Fifth-graders, at one station, used a Bloxel application and kit to design and build their own video game settings and characters, then upload them for virtual gaming adventures. At another, they created useful items -- such as wallets, bookmarks and lanyards -- using nothing but decorative duct tape and their imaginations. At the third, they tried different size wheels on a robotic car to determine how wheel size changed the amount of time it takes to travel a given distance.
Sixth-graders played challenging coding games at one station. At another, as part of learning about simple machines, they worked in groups to build a catapult and test its launching capabilities by hurling an eraser down a measured track. After each shot, they returned to their building table to make adjustments that would improve their machine’s performance. At their third learning station, the students made paper jack-o-lanterns lit by a small bulb that was powered by a circuit they had completed.
Seventh-graders also created circuits using copper tape and a battery laid out on a piece of paper and used the power to light a small bulb that completed a picture they had drawn on the reverse side of the paper. At another station, they simulated the popular Escape Experiences exercise and solved puzzles to discover the necessary information for unlocking a mystery box. At a third, they used several different apps to drive and design programs for driving robotic sphero balls.

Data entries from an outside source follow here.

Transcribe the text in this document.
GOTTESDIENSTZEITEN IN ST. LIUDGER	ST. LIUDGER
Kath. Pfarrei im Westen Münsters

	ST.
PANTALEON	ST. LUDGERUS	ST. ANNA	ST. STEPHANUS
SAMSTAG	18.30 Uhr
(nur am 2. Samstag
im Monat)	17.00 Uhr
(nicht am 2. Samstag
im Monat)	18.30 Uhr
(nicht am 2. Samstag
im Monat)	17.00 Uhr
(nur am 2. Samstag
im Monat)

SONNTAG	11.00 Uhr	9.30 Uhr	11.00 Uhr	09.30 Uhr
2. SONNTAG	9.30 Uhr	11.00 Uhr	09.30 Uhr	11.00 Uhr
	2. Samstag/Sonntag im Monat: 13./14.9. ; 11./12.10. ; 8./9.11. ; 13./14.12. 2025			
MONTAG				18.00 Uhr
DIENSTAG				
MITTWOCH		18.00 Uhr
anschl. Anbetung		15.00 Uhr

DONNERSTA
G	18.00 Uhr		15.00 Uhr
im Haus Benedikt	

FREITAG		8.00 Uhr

Eighth-grade students had the opportunity to program a robotic space-rover so it would move around to pick up and capture objects. At another station, the classroom became a live computer game with scenarios and situations being announced, then students determining what their next move should be. At their third station, students learned how to create a flip book out of index cards -- a book with a series of pictures that depict gradual changes from one page to the next, so that when the pages are flicked rapidly, it looks like a moving picture.
The kits for these learning adventures were provided through the Genesee Valley Educational Partnership Library Services, which also helped to plan and facilitate the Middle School’s STEAM Day.